During the 2007 college baseball season I came acrossed a "correlation test" for ordinal rankings that turns out to be particularly useful. Keeping the math-y bits simple:

It turns out that there's an ordinal ranking correlation that is quite useful. It is called the Kendall τ-test. What makes it especially useful for our purposes is that there is a metric associated with it called the τ Distance that makes it possible to find out which teams contribute the most to correlation or non-correlation of two rankings that include all the same teams.

The τ-Distance is the total number of position swaps that are required to transform either ranked list into the order specified by the other. What makes that useful is that at the same time we count swaps we can count how many times each team was involved in a swap, so we can find out which teams contribute most to the non-correlation.

An example that demonstrates how the τDistance for a team gives more insight than the usual measures of correlations is provided by comparing the ranks from the final 2006 computer rankings to the the 2006 pre-season rankings:
Team Pre Final τD(Pre,Final)
LSU 5 5 4

Here the comparison is from the pre-season computer rankings for LSU to the final rankings. Since the Tigers were predicted to be 5th and wound up 5th, we might think the pre-season rankings were perfect for the team (the obvious correlation is the square of the differences in rankings, which is zero.) But the τDistance contribution by LSU is 4, not zero.

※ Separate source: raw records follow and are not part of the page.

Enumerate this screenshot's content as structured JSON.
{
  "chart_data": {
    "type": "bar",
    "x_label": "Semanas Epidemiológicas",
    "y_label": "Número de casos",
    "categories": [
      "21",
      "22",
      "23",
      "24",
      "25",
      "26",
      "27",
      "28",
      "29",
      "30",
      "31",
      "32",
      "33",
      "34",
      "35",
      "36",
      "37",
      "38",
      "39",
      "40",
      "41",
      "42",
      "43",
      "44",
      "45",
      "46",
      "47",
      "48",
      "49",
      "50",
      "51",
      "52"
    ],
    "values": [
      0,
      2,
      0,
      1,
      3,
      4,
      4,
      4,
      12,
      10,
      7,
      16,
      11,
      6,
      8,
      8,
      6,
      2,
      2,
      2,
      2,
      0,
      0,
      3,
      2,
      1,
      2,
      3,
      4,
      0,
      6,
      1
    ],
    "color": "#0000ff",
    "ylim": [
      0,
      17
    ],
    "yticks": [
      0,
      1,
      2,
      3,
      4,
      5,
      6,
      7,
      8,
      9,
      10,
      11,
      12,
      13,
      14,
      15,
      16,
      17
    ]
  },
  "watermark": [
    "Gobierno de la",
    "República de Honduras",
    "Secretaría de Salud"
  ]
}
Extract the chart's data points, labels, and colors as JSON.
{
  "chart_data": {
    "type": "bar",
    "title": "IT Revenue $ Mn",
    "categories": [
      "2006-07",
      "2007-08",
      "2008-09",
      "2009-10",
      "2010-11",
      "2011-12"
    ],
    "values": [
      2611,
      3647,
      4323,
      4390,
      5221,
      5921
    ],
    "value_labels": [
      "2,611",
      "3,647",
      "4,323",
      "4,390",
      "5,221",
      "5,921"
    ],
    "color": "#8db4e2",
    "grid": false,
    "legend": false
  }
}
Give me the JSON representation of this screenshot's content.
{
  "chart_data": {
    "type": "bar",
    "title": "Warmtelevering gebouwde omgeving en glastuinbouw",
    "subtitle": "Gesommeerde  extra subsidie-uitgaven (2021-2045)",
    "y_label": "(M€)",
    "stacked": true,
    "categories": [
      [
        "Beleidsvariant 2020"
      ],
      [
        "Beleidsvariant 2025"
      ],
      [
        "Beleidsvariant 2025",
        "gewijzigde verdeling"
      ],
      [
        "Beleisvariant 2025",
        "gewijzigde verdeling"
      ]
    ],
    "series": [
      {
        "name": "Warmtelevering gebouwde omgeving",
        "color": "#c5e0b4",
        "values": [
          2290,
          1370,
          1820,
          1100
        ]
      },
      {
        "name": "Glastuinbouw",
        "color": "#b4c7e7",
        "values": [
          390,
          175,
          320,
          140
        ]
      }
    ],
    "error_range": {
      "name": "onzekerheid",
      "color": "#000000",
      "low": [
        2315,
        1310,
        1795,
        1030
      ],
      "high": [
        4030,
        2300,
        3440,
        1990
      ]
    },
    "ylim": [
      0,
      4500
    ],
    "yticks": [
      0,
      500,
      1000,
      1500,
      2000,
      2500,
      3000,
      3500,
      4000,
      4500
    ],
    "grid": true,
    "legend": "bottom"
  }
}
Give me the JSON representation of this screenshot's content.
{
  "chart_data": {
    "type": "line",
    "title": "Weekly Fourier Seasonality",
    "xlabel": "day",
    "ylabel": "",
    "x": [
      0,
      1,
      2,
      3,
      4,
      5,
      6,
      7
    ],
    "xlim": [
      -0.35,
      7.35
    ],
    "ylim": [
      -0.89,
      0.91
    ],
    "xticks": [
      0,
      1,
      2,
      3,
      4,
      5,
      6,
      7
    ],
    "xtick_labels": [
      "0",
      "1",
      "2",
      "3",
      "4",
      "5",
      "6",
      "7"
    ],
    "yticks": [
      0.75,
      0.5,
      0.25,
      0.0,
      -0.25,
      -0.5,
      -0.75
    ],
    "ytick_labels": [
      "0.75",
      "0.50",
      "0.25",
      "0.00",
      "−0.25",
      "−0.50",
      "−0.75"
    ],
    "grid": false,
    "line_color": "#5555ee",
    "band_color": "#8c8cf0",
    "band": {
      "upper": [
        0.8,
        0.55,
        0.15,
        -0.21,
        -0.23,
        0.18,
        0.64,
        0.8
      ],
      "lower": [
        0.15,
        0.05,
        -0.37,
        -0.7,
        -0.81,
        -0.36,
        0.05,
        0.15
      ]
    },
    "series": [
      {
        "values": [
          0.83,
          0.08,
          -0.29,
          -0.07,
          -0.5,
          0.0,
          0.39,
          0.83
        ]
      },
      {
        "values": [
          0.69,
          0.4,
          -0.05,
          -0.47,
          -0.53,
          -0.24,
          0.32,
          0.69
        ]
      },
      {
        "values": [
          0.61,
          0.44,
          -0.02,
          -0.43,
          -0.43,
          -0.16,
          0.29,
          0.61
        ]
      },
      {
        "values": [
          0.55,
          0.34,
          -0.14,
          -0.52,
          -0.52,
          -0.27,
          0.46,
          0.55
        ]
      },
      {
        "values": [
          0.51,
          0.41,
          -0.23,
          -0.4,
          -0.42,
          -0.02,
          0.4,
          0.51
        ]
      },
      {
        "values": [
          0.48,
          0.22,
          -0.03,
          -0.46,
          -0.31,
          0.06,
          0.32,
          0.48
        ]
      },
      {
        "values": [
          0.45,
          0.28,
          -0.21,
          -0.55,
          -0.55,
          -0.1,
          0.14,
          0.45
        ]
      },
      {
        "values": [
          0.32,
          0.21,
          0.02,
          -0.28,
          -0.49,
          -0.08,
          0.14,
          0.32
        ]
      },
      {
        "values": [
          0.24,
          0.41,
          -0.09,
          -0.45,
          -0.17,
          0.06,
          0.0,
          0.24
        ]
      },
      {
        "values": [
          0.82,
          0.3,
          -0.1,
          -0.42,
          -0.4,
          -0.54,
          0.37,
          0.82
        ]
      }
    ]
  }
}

What the τ does is measure the ranking of LSU against every other team. In the pre-season list, #1 Texas and #4 were higher than LSU's #5 but were #18 and #19 compared to LSU's #5 in the final list, and #14 Florida and #12 Louisville were behind LSU in the preseason but finished #1 and #3 in the final. So the 4 pairs (LSU, Texas), (LSU, Virginia Tech), (Florida, LSU) and (Louisville, LSU) are reversed in the two rankings, resulting in that contribution to the Distance.

Pairs whose relative ranks are reversed in the orderings are sometimes called discordant. The τ Distance between two rankings is just the number of discordant pairs.

The Kendall τ correlation for the full pre-season computer rankings and the final ones is 0.5354 with total distance 3262. So for all team pairs, the pre-season had the "correct" team ranked higher only about 53.5 percent of the time. To tell the truth, that's actually higher than I expected.

SE 366 792 786
MB   814 824
SAG     750
SE 0.9479 0.8872 0.8881
MB   0.8841 0.8826
SAG     0.8932
A more useful application is to compare different rankings taken at the same time. I was curious, for instance, how different the Sagarin-ELO and Massey-BCS rankings were from the Sagarin and Massey rankings that take into account Margin of Victory.

Notice that the τ values in these comparisons are a lot closer to one than the value found for the pre-season vs final test.

Trivia or Seriously Useful?

Many students of the BCS formula have long-noted that the computer rankings most usually thrown out for being too high or too low are Billingsley's. Some have called for its replacement, others (including me) have called for elimination of the "no-MOV" ban (unless you can eliminate that from the human polls, too) and expansion of the list of computer rankings to the point where eliminating the highest/lowest isn't necessary.

Now, while not a fan of some aspect's of Bilingsley's method, especially the carry-over from year to year, I also have argued that too much "sameness" in the computers would mean only one is necessary. Nonetheless, when we calculate the τ-Distance for each pair of BCS computers, we find that Billingsley's system has the most "discordant pairs" compared to every other system than any pair of systems that doesn't include his.

τ Distance for Pairs of BCS Computer Rankings

MB 166 998 818 644 1330 Season   MB 366 624 858 712 1182
SE   996 776 646 1388     SE   682 872 682 1196
COL     512 614 1124     AND     494 520 1110
WOL       610 1256     COL       498 1084
AND         1146     WOL         1226

One could imagine an objective criterion for including one of the 100+ available computer rankings framed in terms of having a lower τ-Distance when compared to the average BCS computer component than a rating that is already included.